Science: Machine Learning and Molecular Keys of Biology

Bruno Correia is a computational biologist. He used to hold a certain rule as paramount in his lab: Machine learning is not allowed. Correia did not consider it real science. Nevertheless, he is now using it to detect potential interactions between proteins 40,000 times faster than conventional methods would. Proteins are the complex folding molecules that respond to people’s biological processes. In February 2020, the journal Nature Methods featured his system on its cover. Concerning his early reluctance and to embrace machine learning, he now says that he was wrong. Moreover, he added that he is glad that he was wrong.

Geometric machine learning changed his mind. This is an emerging subfield of artificial intelligence that can learn the patterns of curved surfaces.

Proteins interact by fitting together. Their irregular shapes come together like three-dimensional pieces of a complicated puzzle. Researchers have spent decades trying figuring out how they do this. The well-known protein folding problem has challenged scientists since the mid – 20th century. Thus, they are attempting to understand the interaction of proteins. They are doing this by decoding the link between its final 3D shape and its constituent amino acids. IBM started to develop its line of Blue Gene supercomputers to tackle the folding problem in 1999. Moreover, 20 years following this, DeepMind applied state-of-the-art machine learning algorithms to it.

Machine Learning

Correia’s program is MaSIF (Molecular Surface Interaction Fingerprinting). It avoids the inherent complexity of a protein’s 3D shape by ignoring the internal structure of molecules. Instead, the system scans the 2D surface of a protein for what the researchers call interaction fingerprints. These are the features a neural network learns about, which indicates that another protein can bind there. Mohammed AIQuraishi is a protein researcher at Harvard Medical School, who is also using machine learning. He said that the idea is that when any two molecules come together, what they are essentially presenting to one another is a surface. Thus, that is all you need to analyze. This is a very, very innovative method.
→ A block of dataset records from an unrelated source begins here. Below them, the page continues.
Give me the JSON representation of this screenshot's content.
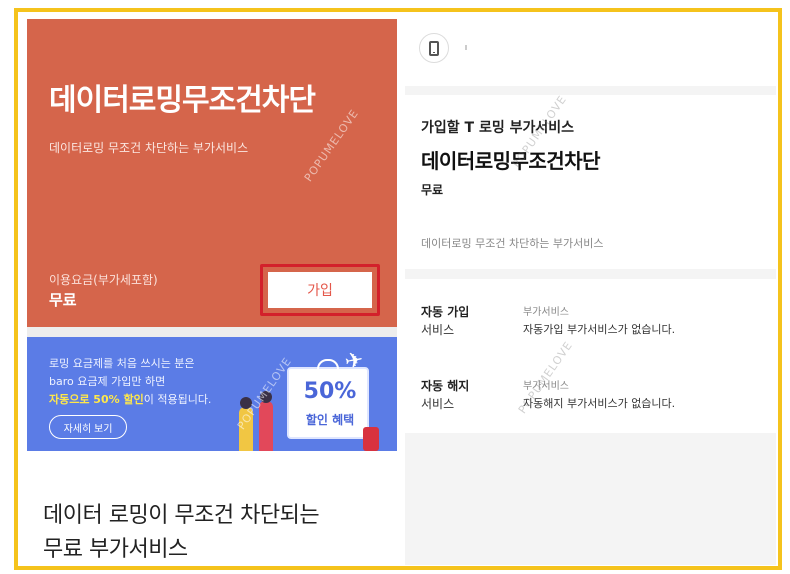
{
  "left": {
    "hero": {
      "title": "데이터로밍무조건차단",
      "description": "데이터로밍 무조건 차단하는 부가서비스",
      "fee_label": "이용요금(부가세포함)",
      "fee_value": "무료",
      "join_label": "가입"
    },
    "banner": {
      "line1": "로밍 요금제를 처음 쓰시는 분은",
      "line2": "baro 요금제 가입만 하면",
      "line3_highlight": "자동으로 50% 할인",
      "line3_rest": "이 적용됩니다.",
      "detail_button": "자세히 보기",
      "badge_percent": "50%",
      "badge_text": "할인 혜택"
    },
    "section_text_line1": "데이터 로밍이 무조건 차단되는",
    "section_text_line2": "무료 부가서비스"
  },
  "right": {
    "info": {
      "label": "가입할 T 로밍 부가서비스",
      "title": "데이터로밍무조건차단",
      "price": "무료",
      "description": "데이터로밍 무조건 차단하는 부가서비스"
    },
    "services": [
      {
        "heading1": "자동 가입",
        "heading2": "서비스",
        "category": "부가서비스",
        "message": "자동가입 부가서비스가 없습니다."
      },
      {
        "heading1": "자동 해지",
        "heading2": "서비스",
        "category": "부가서비스",
        "message": "자동해지 부가서비스가 없습니다."
      }
    ]
  },
  "watermark": "POPUMELOVE",
  "colors": {
    "hero": "#d5654b",
    "banner": "#5b7ce6",
    "highlight": "#ffe84a",
    "frame": "#f5c31c",
    "outline": "#d3202b"
  },
  "icons": {
    "phone": "phone-icon",
    "plane": "airplane-icon",
    "gift": "gift-box-icon"
  }
}
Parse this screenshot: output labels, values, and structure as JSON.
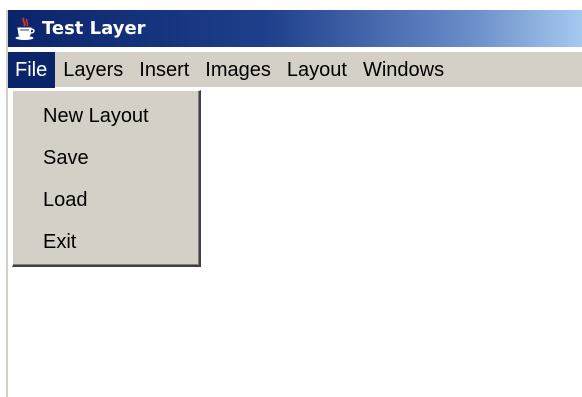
{
  "window": {
    "title": "Test Layer"
  },
  "menubar": {
    "items": [
      {
        "label": "File"
      },
      {
        "label": "Layers"
      },
      {
        "label": "Insert"
      },
      {
        "label": "Images"
      },
      {
        "label": "Layout"
      },
      {
        "label": "Windows"
      }
    ],
    "active_index": 0
  },
  "file_menu": {
    "items": [
      {
        "label": "New Layout"
      },
      {
        "label": "Save"
      },
      {
        "label": "Load"
      },
      {
        "label": "Exit"
      }
    ]
  },
  "icons": {
    "app": "java-coffee-cup-icon"
  },
  "colors": {
    "title_bar_start": "#0a246a",
    "title_bar_end": "#a6caf0",
    "menu_background": "#d4d0c8",
    "menu_highlight": "#0a246a"
  }
}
A surface-focused framework to predict protein interactions, such as in MaSIF, can help accelerate the so-called de novo protein design. The design tries synthesizing useful proteins from scratch instead of relying on those that occur naturally. Michael Bronstein is a geometric machine learning expert at Imperial College London. He said that design could also be used for basic biology. Bronstein helped to develop the system. Bronstein wondered how cancer affected the properties of the protein. It turns out, you can destroy something in the protein that makes them work differently if these mutations are the result of the disease. MaSIF can answer these fundamental questions.

You might want to understand how deep learning creates protein fingerprints. In that case, Bronstein suggests looking at digital cameras from the early 2000s. Those models had algorithms for face detention that did quite a simple job. Bronstein explained that you just need to detect that there are a face, a mouth, a nose, and eyes. This works regardless of whether it has fat lips or thin lips, a short nose, or a long nose.